A operação, aprovada pelo Presidente Trump apenas seis dias depois de ter tomado posse, provocou a morte de mais de uma dezena de civis, incluindo pelo menos oito crianças entre elas uma com dupla nacionalidade americana. Três outros americanos ficaram feridos na missão da equipa especial da Marinha. Fontes da administração Obama já vieram desmentir que a missão tinha sido originalmente planeada e logo a seguir abandonada pela anterior administração por causa dos riscos que representava, uma informação que fontes internas da Casa Branca de Trump tinham avançado sob anonimato aos media.

De acordo com o "New York Times", a missão já estava condenada antes de ser autorizada, algo que os comandos como Ryan Owens sabiam por causa de comunicações intercetadas pelos serviços de informação da Marinha. "Eles sabiam que estavam lixados desde o início", denunciou um antigo membro da equipa 6 de Seals ao jornal. O Pentágono e a administração refutam esta versão e garantem que não havia qualquer indício de que a operação estivesse condenada ao fracasso.

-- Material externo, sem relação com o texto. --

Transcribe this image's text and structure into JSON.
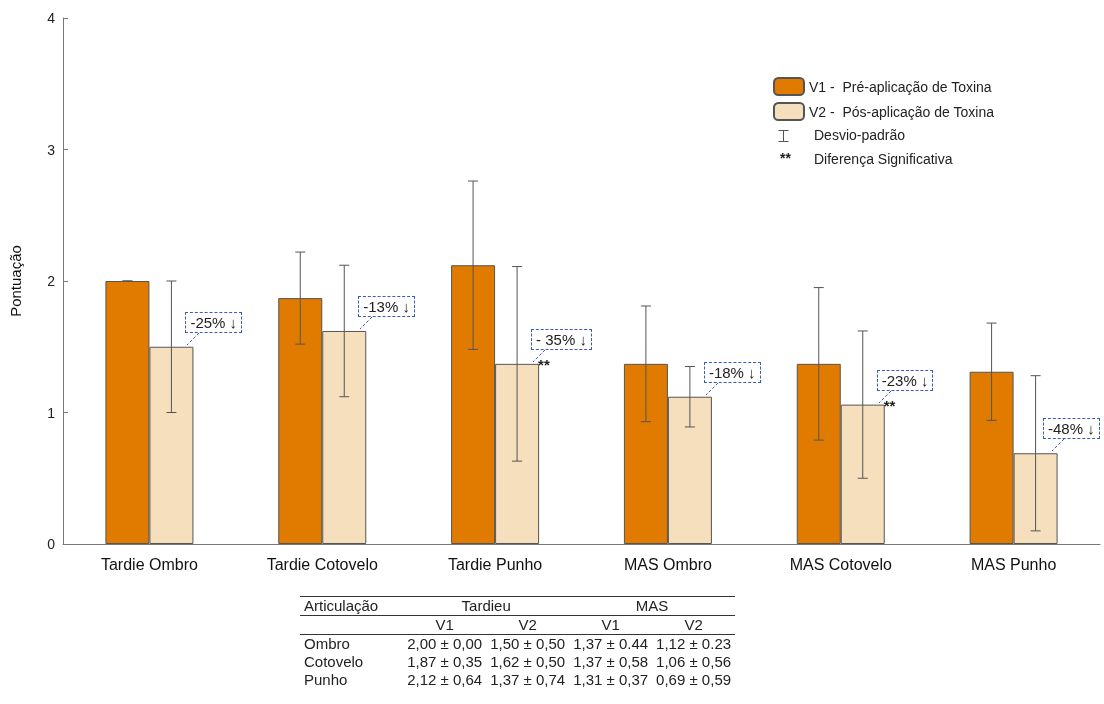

"A missão tem angariado todo o tipo de críticas, mas levou à recolha de uma quantidade substancial de informações secretas importantes e de recursos que ajudaram a salvar vidas americanas e outras vidas", disse este domingo Sarah Huckabee Sanders, outra porta-voz da Casa Branca de Trump. Questionada sobre o pedido de inquérito feito pelo pai do soldado morto, Sanders disse acreditar que o Presidente Trump não teria problemas em aceitar a abertura de uma investigação ao que aconteceu.